The following bar graphs show an increased likelihood of attrition among customers who use more than 2 products and females.

churn_product gender_churn

Looking more closely at distribution of tenure and credit score, its plausible that the newest customers and oldest customers have an increased likelihood of attrition, seen through a much larger interquartile range. No significant differences between customers who have churned and haven't were seen when investigating credit scores.

churnvstenurebox churnvscreditbox

While comparing churn versus no churn in these variables can reveal crucial distinctions, the effectiveness of this analysis is enhanced by incorporating additional demographic variables. Let's revisit credit scores and tenure. Below is the code used for more comprehensive visualizations.

						

	# Distribution of Credit Scores for Churned and Not Churned customers
	plt.figure(figsize=(12, 6))
	sns.kdeplot(df[df['churn'] == 0]['credit_score'], label='Not Churned', shade=True)
	sns.kdeplot(df[df['churn'] == 1]['credit_score'], label='Churned', shade=True)
	plt.xlabel('Credit Score')
	plt.ylabel('Density')
	plt.title('Distribution of Credit Scores by Churn')
	plt.legend()
	plt.show()
	
	# Scatter plot of Tenure vs. Age with Hue by Churn
	plt.figure(figsize=(12, 8))
	sns.scatterplot(x='tenure', y='age', hue='churn', data=df, palette='coolwarm', alpha=0.7)
	plt.title('Scatter Plot of Tenure vs. Age with Hue by Churn')
	plt.xlabel('Tenure')
	plt.ylabel('Age')
	plt.show()

creditchurnvsnochurn
Looking at distribution in this way shows a subtle but potentially significant difference in credit scores of those who are churned, indicating a lower credit score is more associated with customers leaving the bank. .

creditchurnvsnochurn
When pairing tenure with age, we can now see that those between the age of 40 and 65 are more likely to churn. This association persist through years of tenure with the bank. analysis of any longitudinal populations.

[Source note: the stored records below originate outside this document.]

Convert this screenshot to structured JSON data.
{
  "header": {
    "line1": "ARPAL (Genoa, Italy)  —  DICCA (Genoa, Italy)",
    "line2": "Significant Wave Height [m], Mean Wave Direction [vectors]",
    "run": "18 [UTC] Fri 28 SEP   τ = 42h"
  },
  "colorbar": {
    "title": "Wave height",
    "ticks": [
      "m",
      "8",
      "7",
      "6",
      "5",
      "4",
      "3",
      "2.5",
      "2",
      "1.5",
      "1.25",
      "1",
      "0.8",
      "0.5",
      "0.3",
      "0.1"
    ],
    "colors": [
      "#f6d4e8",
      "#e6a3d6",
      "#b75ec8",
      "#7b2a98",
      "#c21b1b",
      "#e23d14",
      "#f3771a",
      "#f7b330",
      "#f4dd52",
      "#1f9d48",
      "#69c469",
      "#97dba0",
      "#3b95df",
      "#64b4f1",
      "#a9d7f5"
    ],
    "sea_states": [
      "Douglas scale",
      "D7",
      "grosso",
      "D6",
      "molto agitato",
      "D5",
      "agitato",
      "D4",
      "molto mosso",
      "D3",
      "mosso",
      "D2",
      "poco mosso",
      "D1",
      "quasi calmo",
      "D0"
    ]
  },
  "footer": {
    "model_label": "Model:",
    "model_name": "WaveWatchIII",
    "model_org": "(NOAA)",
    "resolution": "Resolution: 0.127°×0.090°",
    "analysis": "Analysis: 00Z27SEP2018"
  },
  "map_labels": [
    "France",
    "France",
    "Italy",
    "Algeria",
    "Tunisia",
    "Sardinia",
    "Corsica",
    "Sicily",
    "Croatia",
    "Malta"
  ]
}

A quick way of objectively checking some of these associations is through a correllation matrix.

					

# Heatmap for selected numerical variable correlations
plt.figure(figsize=(10, 8))
selected_numerical_cols = ['age', 'balance', 'products_number', 'estimated_salary']
selected_corr_matrix = df[selected_numerical_cols].corr()
sns.heatmap(selected_corr_matrix, annot=True, cmap='coolwarm')
plt.title('Correlation Matrix for Selected Numerical Variables')
plt.show()

creditchurnvsnochurn
Of the selected variables, we can see that the previous trend of age increase being associated with churn is replicated in the correlation matrix.

Conclusion

Though brief, this analysis outlined several factors associated with increased bank customer attrition.

Increased age of the customer was associated with churn, this remained true regardless of tenure.
A worse credit score was associated with increased churn.
Female customers were more likely to churn.
Using more than 2 products had a much higher likelihood of churning.